Unity and fragmentation. Finds concepts artificially split across too many documents. Perceives the whole before the parts. Where others see isolated pieces, Monade sees a fragmented unity that wants to reconverge.
Ecosystem health. Assesses whether document clusters genuinely work together. Not just connected. Symbiotic. A link isn't a relationship. Symbiote knows the difference.
Structural patterns. Detects missing foundation documents and inverted hierarchies. The blueprint under the content. If the structure is wrong, everything built on top inherits the flaw.
Tone and accessibility. Catches tone mismatches and inaccessible language. The last lens to activate, because tone matters most when everything else is already coherent.
Each cognitive cycle runs a multi-step loop, up to 5 iterations. The loop stops early when health metrics converge.
Delta detection: what changed since the last scan?
Run orphans, obsolescence, contradictions, and gaps lenses.
1-2 perception lenses selected adaptively by the MetaAgent.
Compute health metrics: orphan ratio, linking density, contradiction count.
Generate or update perception protocols via metaprogramming.
Apply write-back actions: link, archive, rewrite, merge.
Build AI summaries of document clusters.
Generate knowledge protocol if evaluation delta exceeds 15%.
When metrics are stable, stop. Otherwise, repeat from step 1.
Protocols are perception rules, not actions. They are injected into lens prompts to modify how the lens interprets documents in subsequent iterations. This is metaprogramming: the system reprograms its own perception based on what it learns.

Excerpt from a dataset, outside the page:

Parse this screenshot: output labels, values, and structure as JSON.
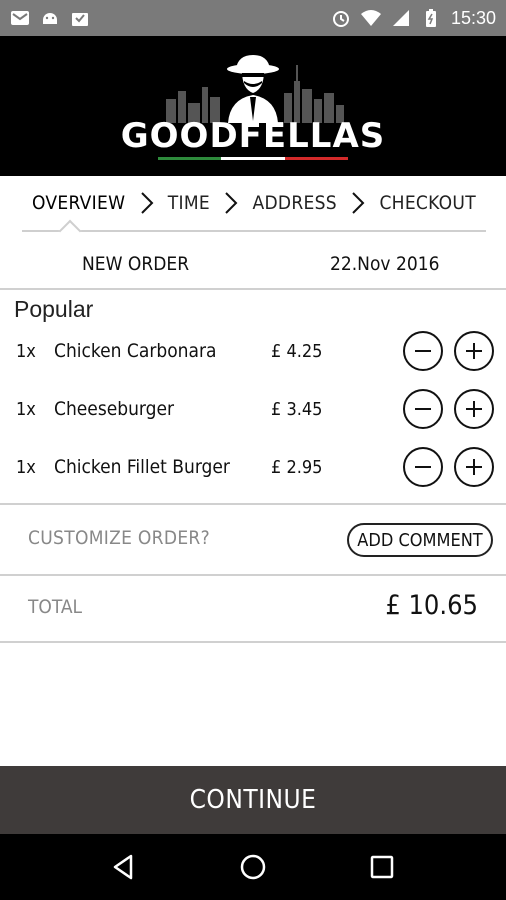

"Documents containing 'changelog' or 'release notes' in the title should be considered stale after 30 days instead of the default 180 days, as they are time-sensitive by nature."
Most systems run forever or stop arbitrarily. OmniQ converges. It recognizes when additional passes yield diminishing returns.
Four factors govern convergence: health metrics stability across consecutive iterations, observation count plateau where new passes surface no new findings, a maximum of 5 iterations as a hard ceiling, and cancellation available at any point for human override.
The result is a system that invests exactly the right amount of cognitive effort. No more, no less. When the loop stops, the system is coherent. Not perfect. Coherent.
OmniQ found its first production home in knowledge bases, but the lenses are universal. Fragmentation, ecosystem health, structural integrity, tone: these aren't RAG problems. They're perception problems. Any system that processes information can benefit from structured self-perception.
Whether you're building a knowledge base, a design system, or an agent network, the protocol adapts.